L’attaque a eu lieu samedi 28 février au matin, jour de reprise de la semaine de travail en Iran. Les enfants et les enseignants étaient donc en classe lorsque les frappes ont été signalées. Les premiers signalements sont apparus sur les réseaux sociaux vers 11h30, heure locale. L’analyse croisée de photos et de vidéos publiées par des témoins dans l’heure qui a suivi confirme que l’école a été touchée en même temps que la base militaire voisine. Une vidéo authentifiée par des experts en géolocalisation montre d’épais panaches de fumée s’élever simultanément des deux sites.

Une frappe d'une grande précision

Des images diffusées par des organisations de défense des droits humains et par les médias iraniens montrent ensuite des équipes de secours fouillant les décombres à mains nues, à la recherche de survivants. D’autres séquences montrent des habitants et des proches rassemblés autour de l’école détruite, certains criant ou pleurant à l’extérieur du bâtiment partiellement effondré.

Les analyses du New York Times suggèrent que la frappe aurait été d’une grande précision, compte tenu de la nature des dégâts observés. Des vidéos montrent également d’importants dommages au sein de la base des Gardiens de la révolution, où des panneaux indiquant un commandement médical naval et l’insigne du corps militaire iranien étaient visibles à l’entrée du complexe. D’épaisses volutes de fumée noire s’élevaient des bâtiments militaires visés.

Dans un cimetière de Minab, des ouvriers ont par ailleurs creusé près de 100 tombes avant les funérailles des victimes, témoignant de l’ampleur du bilan humain redouté par les autorités locales. Cette attaque ravive les tensions dans la région, alors que la responsabilité exacte des frappes demeure officiellement non établie et que les enquêtes militaires et diplomatiques se poursuivent.

© via REUTERS

Des personnes et des équipes de secours interviennent après une frappe signalée dans une école de Minab, en Iran, le 28 février 2026.

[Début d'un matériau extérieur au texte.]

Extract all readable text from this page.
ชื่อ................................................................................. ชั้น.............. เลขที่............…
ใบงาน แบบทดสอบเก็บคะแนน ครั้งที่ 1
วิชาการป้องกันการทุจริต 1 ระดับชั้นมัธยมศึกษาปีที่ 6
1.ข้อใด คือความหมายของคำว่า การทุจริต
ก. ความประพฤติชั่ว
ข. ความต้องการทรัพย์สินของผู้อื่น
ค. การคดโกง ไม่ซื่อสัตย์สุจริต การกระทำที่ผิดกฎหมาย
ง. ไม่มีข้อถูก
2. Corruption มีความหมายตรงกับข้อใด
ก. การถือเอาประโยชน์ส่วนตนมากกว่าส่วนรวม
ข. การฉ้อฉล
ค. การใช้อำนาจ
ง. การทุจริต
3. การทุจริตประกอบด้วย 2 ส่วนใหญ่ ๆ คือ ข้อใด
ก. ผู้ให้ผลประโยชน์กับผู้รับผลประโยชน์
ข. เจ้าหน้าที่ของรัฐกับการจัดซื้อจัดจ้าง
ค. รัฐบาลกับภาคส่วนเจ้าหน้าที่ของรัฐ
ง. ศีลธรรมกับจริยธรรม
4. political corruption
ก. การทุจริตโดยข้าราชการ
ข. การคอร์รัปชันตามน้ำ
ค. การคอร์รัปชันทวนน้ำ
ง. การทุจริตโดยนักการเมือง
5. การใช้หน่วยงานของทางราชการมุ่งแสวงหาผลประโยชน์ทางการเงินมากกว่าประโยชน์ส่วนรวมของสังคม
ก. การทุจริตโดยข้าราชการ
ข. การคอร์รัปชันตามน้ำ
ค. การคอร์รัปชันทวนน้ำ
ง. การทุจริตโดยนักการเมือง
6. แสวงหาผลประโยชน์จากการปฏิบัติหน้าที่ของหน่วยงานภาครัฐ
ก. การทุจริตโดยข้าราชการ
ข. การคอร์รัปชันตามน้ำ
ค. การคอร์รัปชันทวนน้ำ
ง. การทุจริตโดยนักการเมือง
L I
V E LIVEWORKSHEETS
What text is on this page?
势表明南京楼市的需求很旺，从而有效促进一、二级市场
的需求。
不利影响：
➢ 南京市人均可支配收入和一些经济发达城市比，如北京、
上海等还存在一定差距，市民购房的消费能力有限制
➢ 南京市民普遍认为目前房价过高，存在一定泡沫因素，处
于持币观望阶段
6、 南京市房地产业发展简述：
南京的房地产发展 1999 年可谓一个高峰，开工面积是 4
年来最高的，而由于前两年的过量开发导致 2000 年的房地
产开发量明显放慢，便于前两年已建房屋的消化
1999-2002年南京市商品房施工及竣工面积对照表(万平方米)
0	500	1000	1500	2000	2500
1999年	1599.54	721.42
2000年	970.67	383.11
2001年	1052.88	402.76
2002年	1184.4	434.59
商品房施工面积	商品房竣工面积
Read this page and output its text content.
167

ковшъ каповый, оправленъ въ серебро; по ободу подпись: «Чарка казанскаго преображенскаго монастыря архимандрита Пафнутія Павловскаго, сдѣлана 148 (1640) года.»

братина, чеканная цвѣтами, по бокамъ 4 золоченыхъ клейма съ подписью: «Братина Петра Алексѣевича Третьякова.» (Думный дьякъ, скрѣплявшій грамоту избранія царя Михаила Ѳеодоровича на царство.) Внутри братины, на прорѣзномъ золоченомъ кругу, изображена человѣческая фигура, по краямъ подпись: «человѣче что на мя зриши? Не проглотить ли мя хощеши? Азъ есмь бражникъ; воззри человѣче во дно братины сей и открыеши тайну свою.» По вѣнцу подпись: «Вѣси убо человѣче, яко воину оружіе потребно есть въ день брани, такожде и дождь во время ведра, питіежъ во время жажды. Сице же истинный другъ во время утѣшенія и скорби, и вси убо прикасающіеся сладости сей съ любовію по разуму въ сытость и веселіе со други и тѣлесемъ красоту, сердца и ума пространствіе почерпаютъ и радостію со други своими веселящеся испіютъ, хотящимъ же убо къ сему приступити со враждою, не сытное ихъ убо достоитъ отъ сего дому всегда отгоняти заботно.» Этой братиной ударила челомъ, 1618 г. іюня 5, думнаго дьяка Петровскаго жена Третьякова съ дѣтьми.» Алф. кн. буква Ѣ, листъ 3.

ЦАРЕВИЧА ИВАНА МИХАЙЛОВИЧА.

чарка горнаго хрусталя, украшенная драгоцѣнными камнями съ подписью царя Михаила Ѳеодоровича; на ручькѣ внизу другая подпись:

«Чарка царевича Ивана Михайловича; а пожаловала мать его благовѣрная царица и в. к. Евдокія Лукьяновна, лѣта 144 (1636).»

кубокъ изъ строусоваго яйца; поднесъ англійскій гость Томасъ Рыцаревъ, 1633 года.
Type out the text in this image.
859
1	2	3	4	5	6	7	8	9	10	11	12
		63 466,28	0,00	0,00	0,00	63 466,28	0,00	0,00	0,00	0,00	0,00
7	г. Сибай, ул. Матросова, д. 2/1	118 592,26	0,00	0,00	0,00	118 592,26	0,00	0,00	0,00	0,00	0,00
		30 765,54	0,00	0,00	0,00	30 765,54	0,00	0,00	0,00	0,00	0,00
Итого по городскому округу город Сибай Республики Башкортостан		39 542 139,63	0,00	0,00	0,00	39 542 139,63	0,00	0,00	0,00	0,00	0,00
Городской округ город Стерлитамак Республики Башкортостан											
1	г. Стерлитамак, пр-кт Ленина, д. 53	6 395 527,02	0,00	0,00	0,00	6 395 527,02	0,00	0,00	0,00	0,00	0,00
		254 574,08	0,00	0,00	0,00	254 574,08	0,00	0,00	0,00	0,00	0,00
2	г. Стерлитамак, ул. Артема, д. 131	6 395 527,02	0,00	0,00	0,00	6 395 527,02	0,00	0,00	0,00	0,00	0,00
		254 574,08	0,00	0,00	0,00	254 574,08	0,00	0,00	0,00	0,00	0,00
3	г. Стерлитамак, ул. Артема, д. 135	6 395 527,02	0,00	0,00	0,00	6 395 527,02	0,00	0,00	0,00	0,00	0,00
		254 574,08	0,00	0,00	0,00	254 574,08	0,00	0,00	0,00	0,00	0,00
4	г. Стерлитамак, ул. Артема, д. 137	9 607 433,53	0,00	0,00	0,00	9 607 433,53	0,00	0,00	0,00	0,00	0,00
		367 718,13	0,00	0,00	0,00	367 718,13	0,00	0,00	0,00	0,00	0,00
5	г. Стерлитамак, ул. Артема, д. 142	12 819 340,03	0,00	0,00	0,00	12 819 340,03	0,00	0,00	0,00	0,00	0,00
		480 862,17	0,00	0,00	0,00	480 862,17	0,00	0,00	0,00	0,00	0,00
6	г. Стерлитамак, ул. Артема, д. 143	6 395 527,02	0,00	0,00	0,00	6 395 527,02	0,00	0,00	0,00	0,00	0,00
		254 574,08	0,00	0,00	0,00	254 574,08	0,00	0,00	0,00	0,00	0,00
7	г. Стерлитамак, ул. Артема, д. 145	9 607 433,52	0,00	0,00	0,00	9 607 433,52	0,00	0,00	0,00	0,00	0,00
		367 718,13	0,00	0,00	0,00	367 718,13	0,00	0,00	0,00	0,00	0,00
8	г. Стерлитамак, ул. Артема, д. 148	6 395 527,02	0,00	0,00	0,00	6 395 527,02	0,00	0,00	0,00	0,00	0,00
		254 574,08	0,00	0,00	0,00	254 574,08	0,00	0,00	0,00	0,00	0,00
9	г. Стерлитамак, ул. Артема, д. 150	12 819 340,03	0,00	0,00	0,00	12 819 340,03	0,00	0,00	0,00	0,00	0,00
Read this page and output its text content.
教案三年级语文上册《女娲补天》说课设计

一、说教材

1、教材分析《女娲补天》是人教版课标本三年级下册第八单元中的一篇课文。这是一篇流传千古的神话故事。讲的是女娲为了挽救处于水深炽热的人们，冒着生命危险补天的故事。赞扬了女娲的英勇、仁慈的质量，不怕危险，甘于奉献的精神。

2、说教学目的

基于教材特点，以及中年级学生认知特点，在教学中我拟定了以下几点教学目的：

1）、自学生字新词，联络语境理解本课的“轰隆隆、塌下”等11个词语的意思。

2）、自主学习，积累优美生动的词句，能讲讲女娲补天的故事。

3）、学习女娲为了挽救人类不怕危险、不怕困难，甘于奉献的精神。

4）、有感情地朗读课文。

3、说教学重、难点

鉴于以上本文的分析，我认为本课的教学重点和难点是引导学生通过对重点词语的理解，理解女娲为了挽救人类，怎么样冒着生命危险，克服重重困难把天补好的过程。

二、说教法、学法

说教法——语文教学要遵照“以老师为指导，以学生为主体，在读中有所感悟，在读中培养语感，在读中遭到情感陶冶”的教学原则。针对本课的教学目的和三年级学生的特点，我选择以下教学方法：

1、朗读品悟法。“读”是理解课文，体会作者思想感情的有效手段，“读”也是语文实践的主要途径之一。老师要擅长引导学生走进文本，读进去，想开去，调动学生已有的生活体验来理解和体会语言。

En Iran, la guerre des souterrains : les "villes missiles" de Téhéran sous pression américaine

6 mars 2026 à 12:25

Depuis des décennies, l’Iran a multiplié la construction de bunkers souterrains pour protéger son arsenal de missiles. Mais cette stratégie pourrait-elle se retourner contre Téhéran ? Moins d’une semaine après le début de la guerre au Moyen-Orient, elle commence à apparaître comme une possible faiblesse, estime le Wall Street Journal. Des images satellites montrent ainsi les restes de plusieurs missiles et lanceurs iraniens détruits lors de frappes américano-israéliennes, souvent à proximité des entrées des "villes missiles", comme les responsables iraniens désignent leurs sites souterrains. L’Iran dispose par ailleurs de l’un des plus vastes arsenaux de missiles de la région, avec plus de 3 000 missiles balistiques estimés en 2022 par le Commandement central américain.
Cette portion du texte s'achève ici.